A obra de Levitsky e Ziblatt, assim, transcende sua condição de análise empírica do caso norte-americano para se converter em uma gramática de resistência. Seu valor não está apenas no diagnóstico preciso, mas na oferta de um léxico crítico para a nomeação das práticas autoritárias que se escondem sob a roupagem da legalidade. O alerta não é panfletário, nem especulativo. É resultado de um esforço de sistematização teórica, com base em décadas de pesquisa e na observação comparada de regimes políticos em múltiplas latitudes.

 

Como as Democracias Morrem deveria ser leitura obrigatória não apenas em universidades e centros de pesquisa, mas em todos os espaços em que se pensa e se decide o futuro da vida coletiva.

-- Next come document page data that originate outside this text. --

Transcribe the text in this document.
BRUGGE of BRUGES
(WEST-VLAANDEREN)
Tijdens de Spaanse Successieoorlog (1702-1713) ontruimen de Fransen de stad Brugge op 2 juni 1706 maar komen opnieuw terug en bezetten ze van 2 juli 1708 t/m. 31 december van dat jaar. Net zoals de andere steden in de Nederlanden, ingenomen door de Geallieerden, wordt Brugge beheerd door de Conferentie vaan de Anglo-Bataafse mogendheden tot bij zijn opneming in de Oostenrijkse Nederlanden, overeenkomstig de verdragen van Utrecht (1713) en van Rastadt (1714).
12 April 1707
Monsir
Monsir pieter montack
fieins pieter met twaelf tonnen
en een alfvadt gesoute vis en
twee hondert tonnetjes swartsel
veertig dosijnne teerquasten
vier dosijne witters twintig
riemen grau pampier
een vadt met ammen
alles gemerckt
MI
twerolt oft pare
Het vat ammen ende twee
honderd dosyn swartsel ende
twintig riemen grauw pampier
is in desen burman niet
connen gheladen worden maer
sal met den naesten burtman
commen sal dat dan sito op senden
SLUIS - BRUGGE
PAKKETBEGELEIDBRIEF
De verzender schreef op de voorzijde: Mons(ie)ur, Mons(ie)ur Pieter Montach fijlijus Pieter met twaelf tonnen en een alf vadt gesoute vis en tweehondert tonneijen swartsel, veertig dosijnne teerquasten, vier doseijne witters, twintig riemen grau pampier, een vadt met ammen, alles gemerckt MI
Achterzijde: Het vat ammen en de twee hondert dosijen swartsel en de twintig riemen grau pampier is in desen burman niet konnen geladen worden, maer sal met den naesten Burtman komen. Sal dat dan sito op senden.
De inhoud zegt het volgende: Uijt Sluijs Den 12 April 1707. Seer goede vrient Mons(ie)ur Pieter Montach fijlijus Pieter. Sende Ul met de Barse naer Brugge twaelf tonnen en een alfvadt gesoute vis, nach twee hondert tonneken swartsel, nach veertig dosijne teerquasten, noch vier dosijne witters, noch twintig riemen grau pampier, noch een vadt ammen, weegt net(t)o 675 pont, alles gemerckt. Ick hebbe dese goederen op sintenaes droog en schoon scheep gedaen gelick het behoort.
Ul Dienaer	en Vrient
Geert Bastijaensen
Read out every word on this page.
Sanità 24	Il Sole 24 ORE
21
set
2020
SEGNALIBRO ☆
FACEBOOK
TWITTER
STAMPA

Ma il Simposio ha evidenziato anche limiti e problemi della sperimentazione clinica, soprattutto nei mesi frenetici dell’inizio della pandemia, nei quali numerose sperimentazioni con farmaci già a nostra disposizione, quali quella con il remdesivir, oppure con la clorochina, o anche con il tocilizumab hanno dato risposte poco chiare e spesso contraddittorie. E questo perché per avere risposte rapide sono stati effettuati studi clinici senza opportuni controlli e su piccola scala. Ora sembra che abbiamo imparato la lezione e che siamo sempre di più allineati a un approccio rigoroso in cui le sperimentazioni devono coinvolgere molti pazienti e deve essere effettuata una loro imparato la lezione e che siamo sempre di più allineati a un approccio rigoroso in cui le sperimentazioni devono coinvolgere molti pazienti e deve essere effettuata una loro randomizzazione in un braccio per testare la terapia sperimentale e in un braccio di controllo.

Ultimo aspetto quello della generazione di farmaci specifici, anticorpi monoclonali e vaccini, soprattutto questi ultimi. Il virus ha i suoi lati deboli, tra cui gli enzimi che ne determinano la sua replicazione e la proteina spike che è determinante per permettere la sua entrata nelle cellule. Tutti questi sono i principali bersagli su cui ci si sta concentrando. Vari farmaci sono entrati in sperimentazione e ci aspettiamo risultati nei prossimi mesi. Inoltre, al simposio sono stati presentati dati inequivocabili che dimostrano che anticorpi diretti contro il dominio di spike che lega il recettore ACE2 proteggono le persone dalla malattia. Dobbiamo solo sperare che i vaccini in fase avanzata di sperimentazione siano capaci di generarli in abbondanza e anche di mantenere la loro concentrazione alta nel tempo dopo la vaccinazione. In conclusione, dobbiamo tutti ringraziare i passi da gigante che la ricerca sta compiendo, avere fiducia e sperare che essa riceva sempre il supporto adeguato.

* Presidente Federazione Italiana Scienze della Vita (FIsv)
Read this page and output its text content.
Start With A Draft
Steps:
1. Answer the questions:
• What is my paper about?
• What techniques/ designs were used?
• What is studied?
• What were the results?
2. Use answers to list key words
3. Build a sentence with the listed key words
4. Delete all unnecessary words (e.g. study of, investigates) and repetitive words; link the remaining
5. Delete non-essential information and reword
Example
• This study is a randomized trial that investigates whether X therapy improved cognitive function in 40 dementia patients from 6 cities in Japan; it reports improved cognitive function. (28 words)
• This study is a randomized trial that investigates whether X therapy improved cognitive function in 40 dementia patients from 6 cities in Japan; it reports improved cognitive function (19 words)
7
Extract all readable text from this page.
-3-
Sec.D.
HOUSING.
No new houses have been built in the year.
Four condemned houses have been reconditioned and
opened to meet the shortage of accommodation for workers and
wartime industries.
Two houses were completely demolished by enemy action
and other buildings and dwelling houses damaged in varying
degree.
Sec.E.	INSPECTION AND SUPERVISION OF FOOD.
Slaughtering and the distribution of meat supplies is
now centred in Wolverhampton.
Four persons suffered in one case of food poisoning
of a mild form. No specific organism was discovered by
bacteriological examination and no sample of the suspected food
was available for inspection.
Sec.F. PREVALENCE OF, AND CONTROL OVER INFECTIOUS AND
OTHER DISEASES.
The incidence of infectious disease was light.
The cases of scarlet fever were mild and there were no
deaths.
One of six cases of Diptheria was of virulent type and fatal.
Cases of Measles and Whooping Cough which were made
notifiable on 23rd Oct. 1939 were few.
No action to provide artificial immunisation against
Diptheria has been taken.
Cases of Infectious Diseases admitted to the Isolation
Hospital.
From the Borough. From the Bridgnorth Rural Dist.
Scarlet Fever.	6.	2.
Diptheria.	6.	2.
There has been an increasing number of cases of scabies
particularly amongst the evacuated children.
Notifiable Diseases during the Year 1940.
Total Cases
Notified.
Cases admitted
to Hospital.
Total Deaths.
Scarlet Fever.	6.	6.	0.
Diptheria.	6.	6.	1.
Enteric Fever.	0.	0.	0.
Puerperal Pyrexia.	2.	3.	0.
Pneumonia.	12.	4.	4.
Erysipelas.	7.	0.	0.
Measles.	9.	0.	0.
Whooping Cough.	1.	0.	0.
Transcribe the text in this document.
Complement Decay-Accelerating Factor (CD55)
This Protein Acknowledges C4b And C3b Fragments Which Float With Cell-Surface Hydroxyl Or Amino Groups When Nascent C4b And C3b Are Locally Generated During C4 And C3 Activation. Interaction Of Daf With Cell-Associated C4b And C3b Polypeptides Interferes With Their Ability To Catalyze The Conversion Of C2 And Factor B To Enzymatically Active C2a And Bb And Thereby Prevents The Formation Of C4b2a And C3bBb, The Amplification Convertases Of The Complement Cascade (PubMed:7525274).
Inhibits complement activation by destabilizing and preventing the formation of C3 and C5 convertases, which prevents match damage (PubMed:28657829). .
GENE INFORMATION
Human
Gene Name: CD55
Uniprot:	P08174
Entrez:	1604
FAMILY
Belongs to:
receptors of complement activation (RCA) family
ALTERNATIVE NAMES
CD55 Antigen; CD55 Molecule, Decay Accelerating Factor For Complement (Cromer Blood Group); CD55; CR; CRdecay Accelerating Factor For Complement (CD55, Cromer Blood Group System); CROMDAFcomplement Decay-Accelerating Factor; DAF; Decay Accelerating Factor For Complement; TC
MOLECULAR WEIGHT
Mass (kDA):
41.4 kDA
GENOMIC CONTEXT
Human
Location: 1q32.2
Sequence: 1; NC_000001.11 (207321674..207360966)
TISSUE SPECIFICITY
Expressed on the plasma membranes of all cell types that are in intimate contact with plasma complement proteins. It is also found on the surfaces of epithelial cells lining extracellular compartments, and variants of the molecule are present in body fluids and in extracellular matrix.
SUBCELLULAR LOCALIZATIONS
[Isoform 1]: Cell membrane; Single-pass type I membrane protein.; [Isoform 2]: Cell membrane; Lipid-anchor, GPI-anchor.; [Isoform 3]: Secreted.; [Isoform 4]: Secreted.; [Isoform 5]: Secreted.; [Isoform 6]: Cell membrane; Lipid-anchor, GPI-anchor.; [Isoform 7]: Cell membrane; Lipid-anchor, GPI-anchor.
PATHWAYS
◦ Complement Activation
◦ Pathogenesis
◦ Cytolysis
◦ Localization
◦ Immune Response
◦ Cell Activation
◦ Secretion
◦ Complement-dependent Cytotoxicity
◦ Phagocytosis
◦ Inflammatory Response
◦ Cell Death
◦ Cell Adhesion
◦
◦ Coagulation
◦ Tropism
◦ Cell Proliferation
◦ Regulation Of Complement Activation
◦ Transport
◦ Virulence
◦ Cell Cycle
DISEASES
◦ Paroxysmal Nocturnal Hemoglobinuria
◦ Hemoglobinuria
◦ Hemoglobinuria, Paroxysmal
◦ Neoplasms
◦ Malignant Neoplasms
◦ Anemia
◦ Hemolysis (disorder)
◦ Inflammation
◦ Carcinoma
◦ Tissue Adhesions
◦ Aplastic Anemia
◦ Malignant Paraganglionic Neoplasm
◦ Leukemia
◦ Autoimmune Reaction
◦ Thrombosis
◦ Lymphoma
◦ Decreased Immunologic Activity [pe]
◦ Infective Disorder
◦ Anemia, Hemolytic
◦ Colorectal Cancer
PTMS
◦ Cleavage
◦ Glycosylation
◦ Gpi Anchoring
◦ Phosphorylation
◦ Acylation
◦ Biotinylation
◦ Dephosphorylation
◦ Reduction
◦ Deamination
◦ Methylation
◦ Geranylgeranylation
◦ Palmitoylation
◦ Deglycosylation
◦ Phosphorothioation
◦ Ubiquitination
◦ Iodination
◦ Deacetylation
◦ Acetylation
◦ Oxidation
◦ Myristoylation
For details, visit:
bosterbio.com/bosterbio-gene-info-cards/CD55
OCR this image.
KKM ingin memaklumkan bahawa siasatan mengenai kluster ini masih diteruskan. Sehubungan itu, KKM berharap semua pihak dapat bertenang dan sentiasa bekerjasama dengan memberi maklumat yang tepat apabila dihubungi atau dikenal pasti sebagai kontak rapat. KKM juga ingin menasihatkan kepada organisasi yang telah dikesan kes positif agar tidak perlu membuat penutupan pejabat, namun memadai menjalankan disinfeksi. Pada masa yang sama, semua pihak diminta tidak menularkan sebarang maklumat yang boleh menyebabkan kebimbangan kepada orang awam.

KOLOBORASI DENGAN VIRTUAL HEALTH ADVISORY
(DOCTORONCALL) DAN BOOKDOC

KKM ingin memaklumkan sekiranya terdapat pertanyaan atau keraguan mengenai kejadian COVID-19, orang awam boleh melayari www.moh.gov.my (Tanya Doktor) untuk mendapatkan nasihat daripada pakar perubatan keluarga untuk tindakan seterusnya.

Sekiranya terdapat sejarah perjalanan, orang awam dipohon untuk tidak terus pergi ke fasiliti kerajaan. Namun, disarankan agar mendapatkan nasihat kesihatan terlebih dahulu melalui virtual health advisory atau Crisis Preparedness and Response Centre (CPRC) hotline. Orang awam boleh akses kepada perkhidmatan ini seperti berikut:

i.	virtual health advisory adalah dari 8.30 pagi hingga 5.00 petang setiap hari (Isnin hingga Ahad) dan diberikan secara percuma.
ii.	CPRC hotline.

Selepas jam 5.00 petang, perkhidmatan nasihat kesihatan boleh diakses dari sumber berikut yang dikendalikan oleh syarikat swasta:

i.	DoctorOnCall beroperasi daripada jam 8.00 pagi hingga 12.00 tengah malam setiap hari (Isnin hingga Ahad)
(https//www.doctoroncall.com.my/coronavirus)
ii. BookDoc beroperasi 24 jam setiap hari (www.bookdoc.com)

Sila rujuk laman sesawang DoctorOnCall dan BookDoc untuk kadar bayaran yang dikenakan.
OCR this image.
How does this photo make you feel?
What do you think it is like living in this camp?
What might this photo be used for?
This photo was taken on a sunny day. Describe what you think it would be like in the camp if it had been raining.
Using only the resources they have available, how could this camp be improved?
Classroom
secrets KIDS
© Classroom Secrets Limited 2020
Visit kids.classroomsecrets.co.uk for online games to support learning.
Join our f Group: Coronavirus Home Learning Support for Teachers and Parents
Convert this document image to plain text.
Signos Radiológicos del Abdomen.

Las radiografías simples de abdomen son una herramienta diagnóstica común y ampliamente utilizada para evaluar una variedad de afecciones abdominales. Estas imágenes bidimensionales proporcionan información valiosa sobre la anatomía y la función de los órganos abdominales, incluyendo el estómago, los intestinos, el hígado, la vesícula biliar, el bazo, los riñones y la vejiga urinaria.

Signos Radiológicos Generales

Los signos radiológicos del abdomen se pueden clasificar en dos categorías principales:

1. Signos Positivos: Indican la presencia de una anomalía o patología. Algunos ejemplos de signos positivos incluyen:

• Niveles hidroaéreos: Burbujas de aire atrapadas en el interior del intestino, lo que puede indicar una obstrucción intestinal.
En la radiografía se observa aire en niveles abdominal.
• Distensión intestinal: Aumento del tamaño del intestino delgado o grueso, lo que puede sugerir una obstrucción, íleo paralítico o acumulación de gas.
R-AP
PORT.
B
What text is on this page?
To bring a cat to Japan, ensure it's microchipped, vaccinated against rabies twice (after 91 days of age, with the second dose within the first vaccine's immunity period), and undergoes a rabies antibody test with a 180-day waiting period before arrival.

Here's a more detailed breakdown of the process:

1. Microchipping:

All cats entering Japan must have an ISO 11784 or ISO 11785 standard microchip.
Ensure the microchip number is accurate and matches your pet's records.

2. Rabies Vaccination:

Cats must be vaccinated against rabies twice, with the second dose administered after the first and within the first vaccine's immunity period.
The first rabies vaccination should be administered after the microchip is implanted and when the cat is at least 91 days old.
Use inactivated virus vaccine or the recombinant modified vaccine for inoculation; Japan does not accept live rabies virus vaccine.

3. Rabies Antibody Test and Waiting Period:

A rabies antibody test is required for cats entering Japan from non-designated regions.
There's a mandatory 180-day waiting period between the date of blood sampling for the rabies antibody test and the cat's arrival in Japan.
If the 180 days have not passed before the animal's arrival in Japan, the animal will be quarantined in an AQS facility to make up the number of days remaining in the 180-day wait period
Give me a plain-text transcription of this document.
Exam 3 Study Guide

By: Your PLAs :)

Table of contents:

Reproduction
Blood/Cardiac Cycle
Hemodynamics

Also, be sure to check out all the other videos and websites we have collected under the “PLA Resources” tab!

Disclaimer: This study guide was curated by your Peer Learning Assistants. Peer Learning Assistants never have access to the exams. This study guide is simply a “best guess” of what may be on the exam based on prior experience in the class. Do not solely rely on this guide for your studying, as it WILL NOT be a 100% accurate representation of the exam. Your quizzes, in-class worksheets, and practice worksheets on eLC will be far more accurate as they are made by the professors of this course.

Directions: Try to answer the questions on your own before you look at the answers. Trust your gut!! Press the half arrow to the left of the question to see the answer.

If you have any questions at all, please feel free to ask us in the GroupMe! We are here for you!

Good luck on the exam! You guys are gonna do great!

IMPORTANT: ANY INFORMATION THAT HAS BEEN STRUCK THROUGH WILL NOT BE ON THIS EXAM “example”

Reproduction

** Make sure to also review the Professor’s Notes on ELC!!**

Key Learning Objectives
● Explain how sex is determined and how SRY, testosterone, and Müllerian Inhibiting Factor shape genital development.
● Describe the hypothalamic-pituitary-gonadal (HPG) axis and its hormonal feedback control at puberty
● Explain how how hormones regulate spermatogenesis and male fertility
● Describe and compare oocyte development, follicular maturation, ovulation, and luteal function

Compreender os sinais de erosão democrática não é um luxo acadêmico — é uma necessidade vital. A democracia não se desfaz em um único gesto: ela é minada em processos silenciosos, legitimados por pactos oportunistas e pela passividade de quem assiste. Levitsky e Ziblatt nos convocam, com precisão e coragem, a romper esse silêncio. Porque o silêncio, nesses tempos, é cúmplice. E essa convocação, hoje, não poderia ser mais urgente.